Bond, Christmas and Zukovsky all end up in Istanbul trying to find the sub, Valentine`s nephew, Elektra and Renard. In this draft, Valentine`s nephew is named Yevgeny. He insists to Bond that if anything has happened to Yevgeny that he must be allowed to kill Elektra, not Bond.

A bomb goes off in both the Purvis/Wade draft and in the film. However, where the chase ends as it begins in the film, in the script, Bond gives chase through a Turkish steam bath. The Dana Stevens draft had Bond and a thug fighting it out on top of an electric cable car running through downtown Istanbul.

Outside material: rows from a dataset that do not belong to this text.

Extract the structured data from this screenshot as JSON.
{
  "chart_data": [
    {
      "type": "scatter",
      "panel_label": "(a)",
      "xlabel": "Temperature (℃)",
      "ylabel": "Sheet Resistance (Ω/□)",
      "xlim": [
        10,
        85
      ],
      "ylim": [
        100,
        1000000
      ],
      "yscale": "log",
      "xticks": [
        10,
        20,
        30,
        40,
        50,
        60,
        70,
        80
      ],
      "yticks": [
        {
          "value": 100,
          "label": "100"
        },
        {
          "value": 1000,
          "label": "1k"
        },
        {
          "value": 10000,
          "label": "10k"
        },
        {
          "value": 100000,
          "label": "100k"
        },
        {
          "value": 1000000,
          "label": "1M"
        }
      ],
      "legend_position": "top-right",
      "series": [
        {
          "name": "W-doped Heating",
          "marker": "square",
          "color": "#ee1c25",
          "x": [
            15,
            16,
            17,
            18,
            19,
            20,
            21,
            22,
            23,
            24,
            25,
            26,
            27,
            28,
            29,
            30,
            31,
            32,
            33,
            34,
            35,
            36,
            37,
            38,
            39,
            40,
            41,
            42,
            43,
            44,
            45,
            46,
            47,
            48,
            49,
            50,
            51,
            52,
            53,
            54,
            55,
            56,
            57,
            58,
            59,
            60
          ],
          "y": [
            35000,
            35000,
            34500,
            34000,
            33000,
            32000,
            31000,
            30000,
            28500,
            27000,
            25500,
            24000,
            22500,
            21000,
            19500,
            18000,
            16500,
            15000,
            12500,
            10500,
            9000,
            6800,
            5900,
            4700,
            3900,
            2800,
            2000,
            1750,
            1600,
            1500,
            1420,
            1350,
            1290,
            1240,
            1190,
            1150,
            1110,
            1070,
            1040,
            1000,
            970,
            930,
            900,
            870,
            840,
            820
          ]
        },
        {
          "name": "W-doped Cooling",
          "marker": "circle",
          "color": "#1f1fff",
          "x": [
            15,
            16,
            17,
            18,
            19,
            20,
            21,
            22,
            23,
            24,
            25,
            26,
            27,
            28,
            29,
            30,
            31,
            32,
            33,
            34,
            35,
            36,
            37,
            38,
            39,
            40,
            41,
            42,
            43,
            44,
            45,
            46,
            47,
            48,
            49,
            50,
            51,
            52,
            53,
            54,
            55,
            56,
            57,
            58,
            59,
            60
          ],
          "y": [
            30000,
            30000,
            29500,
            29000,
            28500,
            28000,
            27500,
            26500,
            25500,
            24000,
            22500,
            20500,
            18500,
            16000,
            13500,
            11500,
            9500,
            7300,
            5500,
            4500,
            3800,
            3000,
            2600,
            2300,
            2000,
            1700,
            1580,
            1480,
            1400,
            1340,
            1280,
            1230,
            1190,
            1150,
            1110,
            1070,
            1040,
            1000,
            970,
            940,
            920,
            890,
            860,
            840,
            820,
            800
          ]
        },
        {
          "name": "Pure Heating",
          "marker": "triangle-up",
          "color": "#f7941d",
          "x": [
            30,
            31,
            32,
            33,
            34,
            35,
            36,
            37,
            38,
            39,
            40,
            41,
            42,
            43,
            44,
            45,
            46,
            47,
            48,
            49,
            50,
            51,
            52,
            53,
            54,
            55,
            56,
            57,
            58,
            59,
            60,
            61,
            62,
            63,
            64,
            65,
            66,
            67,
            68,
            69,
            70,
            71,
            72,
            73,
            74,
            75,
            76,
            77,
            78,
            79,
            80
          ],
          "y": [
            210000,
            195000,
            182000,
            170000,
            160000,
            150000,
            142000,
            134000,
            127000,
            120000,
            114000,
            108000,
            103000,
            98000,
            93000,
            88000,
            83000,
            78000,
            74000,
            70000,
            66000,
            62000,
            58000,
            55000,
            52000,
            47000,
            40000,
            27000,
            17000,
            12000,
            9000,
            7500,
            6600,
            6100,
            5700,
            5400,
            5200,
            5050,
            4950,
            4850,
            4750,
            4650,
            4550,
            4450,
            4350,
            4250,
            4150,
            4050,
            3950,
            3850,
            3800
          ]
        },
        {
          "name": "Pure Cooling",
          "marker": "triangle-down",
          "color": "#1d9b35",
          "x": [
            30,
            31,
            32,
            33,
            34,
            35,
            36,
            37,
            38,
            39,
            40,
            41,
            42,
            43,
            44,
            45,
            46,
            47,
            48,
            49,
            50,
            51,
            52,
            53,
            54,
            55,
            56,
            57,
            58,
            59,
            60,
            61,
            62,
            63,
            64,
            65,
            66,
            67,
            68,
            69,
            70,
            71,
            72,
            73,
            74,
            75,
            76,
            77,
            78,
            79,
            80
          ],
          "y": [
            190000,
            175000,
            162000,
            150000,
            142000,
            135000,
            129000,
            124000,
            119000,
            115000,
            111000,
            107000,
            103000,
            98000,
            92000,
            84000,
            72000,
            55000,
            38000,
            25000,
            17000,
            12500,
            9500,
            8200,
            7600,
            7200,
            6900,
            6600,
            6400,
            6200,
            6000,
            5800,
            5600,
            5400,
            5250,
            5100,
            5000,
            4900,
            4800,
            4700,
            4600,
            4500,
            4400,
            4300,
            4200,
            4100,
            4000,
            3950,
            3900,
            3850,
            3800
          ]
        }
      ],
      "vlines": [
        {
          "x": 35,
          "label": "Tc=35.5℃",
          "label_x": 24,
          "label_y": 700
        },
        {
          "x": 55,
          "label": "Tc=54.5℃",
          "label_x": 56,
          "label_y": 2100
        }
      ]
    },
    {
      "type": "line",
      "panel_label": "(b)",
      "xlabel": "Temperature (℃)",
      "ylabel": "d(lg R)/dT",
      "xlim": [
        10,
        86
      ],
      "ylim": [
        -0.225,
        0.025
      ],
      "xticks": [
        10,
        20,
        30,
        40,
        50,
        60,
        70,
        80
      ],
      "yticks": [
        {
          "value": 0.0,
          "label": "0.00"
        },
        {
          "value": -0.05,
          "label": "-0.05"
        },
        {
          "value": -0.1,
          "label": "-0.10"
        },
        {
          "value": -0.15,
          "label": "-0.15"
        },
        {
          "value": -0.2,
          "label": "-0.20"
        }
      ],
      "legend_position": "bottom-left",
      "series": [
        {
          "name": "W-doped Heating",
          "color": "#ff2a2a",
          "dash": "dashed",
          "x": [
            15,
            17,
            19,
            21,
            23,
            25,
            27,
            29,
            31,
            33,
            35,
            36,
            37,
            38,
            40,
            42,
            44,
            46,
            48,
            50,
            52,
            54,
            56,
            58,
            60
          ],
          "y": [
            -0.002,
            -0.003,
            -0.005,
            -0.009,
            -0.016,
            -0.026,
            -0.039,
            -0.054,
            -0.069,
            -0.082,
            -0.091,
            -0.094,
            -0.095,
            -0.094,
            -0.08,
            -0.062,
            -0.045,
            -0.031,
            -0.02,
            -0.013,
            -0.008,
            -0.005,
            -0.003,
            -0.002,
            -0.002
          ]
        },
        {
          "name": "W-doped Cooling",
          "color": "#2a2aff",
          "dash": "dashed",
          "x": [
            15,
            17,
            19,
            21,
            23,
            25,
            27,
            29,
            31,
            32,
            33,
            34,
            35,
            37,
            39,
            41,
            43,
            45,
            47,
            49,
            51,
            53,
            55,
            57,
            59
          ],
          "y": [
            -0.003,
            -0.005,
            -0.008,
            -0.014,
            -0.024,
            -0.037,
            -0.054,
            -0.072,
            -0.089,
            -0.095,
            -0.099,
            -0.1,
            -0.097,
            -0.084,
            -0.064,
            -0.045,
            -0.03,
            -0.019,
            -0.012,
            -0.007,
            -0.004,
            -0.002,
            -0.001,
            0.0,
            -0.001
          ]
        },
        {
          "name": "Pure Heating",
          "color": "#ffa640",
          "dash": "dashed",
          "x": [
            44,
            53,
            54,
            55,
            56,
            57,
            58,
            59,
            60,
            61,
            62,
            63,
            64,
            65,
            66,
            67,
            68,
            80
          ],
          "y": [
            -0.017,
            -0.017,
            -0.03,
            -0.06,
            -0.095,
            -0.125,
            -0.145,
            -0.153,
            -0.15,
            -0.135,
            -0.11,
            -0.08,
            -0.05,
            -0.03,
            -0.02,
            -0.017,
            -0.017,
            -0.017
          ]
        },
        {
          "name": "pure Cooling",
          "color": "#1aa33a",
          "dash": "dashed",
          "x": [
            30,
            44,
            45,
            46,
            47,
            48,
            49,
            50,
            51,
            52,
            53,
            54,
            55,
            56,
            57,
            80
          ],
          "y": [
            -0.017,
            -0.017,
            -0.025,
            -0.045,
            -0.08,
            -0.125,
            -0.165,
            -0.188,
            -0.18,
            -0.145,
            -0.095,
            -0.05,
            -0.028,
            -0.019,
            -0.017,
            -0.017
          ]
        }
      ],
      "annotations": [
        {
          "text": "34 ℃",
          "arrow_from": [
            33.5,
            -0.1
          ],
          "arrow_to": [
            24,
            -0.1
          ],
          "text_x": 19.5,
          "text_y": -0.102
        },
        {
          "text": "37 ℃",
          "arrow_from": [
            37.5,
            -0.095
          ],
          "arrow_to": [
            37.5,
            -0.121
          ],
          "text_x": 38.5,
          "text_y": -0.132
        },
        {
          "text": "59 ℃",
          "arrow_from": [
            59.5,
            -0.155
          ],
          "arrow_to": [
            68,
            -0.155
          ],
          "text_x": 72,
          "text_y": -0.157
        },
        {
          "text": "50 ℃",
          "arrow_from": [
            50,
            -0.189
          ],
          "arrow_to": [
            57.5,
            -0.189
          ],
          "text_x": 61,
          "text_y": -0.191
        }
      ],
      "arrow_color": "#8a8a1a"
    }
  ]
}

Both sequences were cut from all drafts and the film takes us from the dye factory to the Maiden`s Tower in one transition.

Christmas gets taken to Renard, while Bond is strapped into the Garotte.

ELEKTRA (to Bond): “Cure me. Tell me why I should relent. Talk me out of it. Tell me the calvary`s on its way. All I see is one spy and a foolish girl, floundering in a city they don`t understand. You don`t know what i`m up to…and neither does M.”

BOND: “One thing M knows is what your father told her about you.”

ELEKTRA:”And what did my father tell M?”

BOND: “That his little girl was insane.”

Zukovsky limps in, is shot by Elektra, and then he frees Bond by blowing off the clamps on his wrists. Bond chases Elektra upstairs and kills her. She doesn`t tell Renard to “Dive” like the film shows her.

The submarine sequence comes off in the film almost identically to the first draft. In the end, Bond and Christmas have a tryst in a fishing boat. It was changed to a Turkish rooftop by the time filming began.